At Speakers Corner we have great plans and ambitions but I freely admit currently we are ‘only’ 17 people strong and in a wider business context, this means we are defined as a small company, irrespective of our vision. I firmly believe the greatest asset any company has is their people and so in order to be the best version of ourselves we must dedicate time to the development of our employees, despite this seeming like a hard task for a small workforce.
It’s a catch-22 situation, we are looking for the team to grow and fulfil their individual potential but as a small company, we take great pride in everyone chipping in to the collective cause and sometimes this means working on tasks that may take us away from our personal ambitions, but have a company benefit. We apply this across the board, for example in my role as MD of the company, I might be strategically thinking about the business one day and the next I’m knee deep bug fixing our systems. This flexibility in roles is a consistent theme in smaller companies and start-ups.
The concern for many small companies is how the ethos of ‘everyone mucking in’ jars with the some of the best business case studies we hear about regarding developing people. One of which is Google’s “20% policy”. Empowering employees to manage their own time and deliver amazing things outside of the core focus of the company is an excellent idea. However, when a company must focus on getting their main job done, often this can seem like an extravagance which only companies big enough, or cash rich enough, (or both in the case of Google!) can afford.
However, for smaller companies, this type of investment in personal development requires a leap of faith. If the culture is right, the employees are emotionally invested in the company and foresee an environment where they can grow, develop and be part of something, then it is certainly a decision that will pay off. Moreover, encouragement and active engagement by the company for the team to be developing new ideas and concepts away from the core strategy will only bring the individual team members closer to the company.

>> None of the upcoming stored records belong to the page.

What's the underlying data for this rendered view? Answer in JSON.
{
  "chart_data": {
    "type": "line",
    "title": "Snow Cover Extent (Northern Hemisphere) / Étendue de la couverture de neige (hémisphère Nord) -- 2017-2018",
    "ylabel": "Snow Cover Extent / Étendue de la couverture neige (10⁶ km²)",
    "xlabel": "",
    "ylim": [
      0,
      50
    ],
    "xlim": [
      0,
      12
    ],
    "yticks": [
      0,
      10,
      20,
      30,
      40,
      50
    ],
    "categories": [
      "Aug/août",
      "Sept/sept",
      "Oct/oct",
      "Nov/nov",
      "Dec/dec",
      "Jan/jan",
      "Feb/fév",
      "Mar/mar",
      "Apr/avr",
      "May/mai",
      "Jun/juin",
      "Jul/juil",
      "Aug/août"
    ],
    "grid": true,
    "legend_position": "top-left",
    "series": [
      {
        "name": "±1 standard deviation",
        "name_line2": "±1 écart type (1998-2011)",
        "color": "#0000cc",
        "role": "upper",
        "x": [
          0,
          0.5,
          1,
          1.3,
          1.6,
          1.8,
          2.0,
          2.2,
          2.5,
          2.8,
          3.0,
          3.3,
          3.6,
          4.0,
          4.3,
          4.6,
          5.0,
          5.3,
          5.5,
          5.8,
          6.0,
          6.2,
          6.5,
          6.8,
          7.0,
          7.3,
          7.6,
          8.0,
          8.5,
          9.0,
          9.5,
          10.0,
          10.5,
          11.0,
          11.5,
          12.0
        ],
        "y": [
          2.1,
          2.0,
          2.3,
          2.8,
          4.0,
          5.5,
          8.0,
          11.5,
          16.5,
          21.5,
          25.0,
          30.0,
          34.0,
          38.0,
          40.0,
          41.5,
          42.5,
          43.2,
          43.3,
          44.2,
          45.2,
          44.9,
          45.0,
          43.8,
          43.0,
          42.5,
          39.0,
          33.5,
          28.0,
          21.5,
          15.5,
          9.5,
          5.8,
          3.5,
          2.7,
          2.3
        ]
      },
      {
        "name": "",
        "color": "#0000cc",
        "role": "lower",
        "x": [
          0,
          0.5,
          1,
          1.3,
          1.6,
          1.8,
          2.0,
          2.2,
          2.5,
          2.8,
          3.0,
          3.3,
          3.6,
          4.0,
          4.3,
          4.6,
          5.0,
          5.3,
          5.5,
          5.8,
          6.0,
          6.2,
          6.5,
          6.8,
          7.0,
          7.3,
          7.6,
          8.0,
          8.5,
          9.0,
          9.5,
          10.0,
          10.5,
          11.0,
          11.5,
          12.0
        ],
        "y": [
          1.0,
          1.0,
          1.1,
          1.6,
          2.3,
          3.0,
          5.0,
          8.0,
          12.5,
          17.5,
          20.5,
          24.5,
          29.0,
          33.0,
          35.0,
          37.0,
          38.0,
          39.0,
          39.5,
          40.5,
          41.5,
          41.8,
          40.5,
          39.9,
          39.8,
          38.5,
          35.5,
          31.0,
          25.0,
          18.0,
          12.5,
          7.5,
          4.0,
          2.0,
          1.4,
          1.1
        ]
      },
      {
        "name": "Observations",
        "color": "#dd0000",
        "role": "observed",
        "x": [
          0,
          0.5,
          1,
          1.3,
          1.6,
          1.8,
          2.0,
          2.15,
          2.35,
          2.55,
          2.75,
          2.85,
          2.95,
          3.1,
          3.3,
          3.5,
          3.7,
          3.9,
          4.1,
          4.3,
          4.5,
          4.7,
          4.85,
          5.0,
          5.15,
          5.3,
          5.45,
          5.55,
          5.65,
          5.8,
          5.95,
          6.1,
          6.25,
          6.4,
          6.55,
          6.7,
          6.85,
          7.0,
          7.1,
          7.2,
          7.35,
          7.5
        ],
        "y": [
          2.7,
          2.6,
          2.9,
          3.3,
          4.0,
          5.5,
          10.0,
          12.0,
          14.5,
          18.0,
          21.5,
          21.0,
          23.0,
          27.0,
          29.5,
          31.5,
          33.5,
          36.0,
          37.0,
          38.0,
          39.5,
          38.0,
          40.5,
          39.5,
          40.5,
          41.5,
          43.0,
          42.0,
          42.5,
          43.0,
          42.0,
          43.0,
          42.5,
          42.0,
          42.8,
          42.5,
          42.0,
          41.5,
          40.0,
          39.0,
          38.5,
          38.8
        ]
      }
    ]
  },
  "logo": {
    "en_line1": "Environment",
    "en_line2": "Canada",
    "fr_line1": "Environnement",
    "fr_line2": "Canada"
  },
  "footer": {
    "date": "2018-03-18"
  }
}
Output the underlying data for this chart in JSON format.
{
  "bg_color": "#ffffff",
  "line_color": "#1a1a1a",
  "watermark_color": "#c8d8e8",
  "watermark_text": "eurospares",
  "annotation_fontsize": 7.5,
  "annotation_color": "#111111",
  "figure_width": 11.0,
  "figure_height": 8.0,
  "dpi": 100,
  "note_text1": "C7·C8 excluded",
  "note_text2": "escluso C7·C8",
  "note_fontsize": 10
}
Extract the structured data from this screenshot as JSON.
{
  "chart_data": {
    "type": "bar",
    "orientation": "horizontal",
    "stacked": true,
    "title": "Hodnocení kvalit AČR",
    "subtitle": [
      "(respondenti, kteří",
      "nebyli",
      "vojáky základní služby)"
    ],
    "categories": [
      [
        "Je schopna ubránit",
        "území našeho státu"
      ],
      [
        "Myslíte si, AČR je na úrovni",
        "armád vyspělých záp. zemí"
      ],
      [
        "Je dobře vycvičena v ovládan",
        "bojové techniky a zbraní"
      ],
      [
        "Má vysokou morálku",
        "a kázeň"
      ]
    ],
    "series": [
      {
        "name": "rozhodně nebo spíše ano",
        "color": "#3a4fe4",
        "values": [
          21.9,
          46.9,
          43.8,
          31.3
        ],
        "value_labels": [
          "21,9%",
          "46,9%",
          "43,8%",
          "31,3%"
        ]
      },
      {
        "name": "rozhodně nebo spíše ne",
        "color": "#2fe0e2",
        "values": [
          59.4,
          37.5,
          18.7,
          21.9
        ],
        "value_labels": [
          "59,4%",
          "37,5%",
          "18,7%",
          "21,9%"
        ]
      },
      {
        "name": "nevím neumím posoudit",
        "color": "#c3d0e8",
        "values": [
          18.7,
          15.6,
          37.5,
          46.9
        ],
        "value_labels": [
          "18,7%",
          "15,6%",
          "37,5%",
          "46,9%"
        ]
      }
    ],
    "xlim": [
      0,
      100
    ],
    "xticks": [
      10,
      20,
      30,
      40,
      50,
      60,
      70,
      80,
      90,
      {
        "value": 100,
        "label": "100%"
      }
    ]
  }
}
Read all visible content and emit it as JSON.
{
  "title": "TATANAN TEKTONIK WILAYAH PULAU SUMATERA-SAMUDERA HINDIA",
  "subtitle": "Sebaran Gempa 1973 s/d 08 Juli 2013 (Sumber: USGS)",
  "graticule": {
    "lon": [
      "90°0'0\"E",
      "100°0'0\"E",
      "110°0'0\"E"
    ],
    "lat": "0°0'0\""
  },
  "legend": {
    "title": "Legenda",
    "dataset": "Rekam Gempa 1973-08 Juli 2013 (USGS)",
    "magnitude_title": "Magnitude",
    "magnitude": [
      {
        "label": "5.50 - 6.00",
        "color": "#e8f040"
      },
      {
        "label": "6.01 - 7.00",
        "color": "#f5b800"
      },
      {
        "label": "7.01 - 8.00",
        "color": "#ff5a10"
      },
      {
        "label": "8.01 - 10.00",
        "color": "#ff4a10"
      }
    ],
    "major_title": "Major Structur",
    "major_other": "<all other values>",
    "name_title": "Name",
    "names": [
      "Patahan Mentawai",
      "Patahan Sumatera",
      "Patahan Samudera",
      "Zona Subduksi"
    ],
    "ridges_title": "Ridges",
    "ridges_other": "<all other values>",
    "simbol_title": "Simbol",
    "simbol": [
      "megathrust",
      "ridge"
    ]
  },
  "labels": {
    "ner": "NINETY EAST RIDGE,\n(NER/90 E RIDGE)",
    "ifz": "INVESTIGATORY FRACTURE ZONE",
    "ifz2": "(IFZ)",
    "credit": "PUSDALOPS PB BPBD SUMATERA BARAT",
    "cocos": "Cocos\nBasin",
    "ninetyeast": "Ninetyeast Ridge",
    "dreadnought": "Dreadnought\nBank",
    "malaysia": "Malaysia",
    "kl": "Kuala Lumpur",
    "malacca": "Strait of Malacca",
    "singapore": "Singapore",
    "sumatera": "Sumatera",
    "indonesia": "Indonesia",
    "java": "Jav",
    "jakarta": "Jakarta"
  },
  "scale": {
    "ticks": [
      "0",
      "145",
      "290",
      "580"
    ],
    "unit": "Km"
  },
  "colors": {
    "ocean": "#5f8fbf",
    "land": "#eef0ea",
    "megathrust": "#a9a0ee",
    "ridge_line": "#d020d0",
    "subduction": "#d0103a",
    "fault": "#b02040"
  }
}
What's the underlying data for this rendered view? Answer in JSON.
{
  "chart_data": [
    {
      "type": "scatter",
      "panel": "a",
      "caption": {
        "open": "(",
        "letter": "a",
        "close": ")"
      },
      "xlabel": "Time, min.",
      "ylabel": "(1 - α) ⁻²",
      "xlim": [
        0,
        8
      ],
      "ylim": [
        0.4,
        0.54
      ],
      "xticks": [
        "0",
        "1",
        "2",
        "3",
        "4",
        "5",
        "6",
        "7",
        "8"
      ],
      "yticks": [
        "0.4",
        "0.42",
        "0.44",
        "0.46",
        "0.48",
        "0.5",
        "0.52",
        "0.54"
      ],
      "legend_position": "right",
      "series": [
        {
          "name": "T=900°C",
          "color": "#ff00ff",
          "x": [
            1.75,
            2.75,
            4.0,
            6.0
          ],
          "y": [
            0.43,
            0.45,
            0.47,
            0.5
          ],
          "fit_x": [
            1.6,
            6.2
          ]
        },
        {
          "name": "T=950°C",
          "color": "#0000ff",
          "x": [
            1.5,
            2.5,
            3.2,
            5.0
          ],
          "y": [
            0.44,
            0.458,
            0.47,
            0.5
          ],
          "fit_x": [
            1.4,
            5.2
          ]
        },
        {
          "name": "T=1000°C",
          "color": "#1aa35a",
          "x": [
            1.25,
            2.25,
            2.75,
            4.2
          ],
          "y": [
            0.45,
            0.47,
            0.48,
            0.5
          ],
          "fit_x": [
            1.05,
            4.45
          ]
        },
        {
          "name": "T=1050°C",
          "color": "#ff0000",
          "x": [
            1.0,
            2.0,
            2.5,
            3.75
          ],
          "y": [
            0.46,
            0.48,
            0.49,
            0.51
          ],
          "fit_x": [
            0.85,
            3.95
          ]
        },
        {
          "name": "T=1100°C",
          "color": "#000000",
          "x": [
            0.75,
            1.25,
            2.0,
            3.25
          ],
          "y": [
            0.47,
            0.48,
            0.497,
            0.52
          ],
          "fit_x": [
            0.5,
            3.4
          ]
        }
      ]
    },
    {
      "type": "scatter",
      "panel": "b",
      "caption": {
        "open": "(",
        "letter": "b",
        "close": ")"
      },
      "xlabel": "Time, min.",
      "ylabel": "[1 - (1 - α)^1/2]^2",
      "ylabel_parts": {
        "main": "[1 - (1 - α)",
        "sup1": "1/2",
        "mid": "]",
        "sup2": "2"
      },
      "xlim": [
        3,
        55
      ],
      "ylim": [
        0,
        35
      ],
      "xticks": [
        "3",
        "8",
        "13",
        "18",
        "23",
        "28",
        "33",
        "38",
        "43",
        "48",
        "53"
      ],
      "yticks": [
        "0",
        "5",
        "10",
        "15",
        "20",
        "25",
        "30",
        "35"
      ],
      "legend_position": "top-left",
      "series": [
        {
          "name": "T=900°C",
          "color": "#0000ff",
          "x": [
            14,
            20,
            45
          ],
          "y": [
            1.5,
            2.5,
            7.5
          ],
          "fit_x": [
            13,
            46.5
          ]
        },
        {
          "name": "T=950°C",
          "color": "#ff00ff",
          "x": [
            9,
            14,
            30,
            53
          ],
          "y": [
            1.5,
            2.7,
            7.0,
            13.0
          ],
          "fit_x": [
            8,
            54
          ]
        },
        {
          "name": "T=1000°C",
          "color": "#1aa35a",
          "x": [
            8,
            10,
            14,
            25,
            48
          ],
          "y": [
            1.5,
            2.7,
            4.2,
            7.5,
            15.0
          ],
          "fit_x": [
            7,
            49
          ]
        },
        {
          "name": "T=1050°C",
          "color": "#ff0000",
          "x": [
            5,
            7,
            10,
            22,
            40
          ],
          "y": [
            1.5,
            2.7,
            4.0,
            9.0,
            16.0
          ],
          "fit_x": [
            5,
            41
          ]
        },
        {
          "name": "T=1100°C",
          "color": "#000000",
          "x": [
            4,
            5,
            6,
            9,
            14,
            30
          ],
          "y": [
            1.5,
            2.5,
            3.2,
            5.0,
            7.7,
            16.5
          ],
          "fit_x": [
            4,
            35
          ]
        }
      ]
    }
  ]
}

It will strengthen bonds and ensure they continue to deliver the required results without losing the ‘one for all’ culture, so I think it is a really worthwhile leap to make. Job satisfaction, sense of purpose and ownership is something every company should be striving to achieve for their employees and the best way to foster this environment is to allow employees that total ownership.
In order to attract the best talent, small companies have to compete with the larger players in the employment marketplace in areas which can’t compare to the standard benefit of pay. The traditional view, and in my opinion one that is reinforced by reality, is that opportunities to broaden an individual’s skillset is something that small companies should always offer. It is the reason that the 20% policy of Google gained so much attention as it was a clear demonstration that a huge company was trying to keep the ethos of the small company and take that competitive advantage (in terms of recruitment) away.
Any small company will face many twists and turns on their journey to their vision, but this vision will be driven by the team, and their experiences and it is why the encouragement, even the necessity, for the employees to be given time to develop themselves personally is one that will reap rewards for any business in the long run.
Nick Gold is the managing director of Speakers Corner.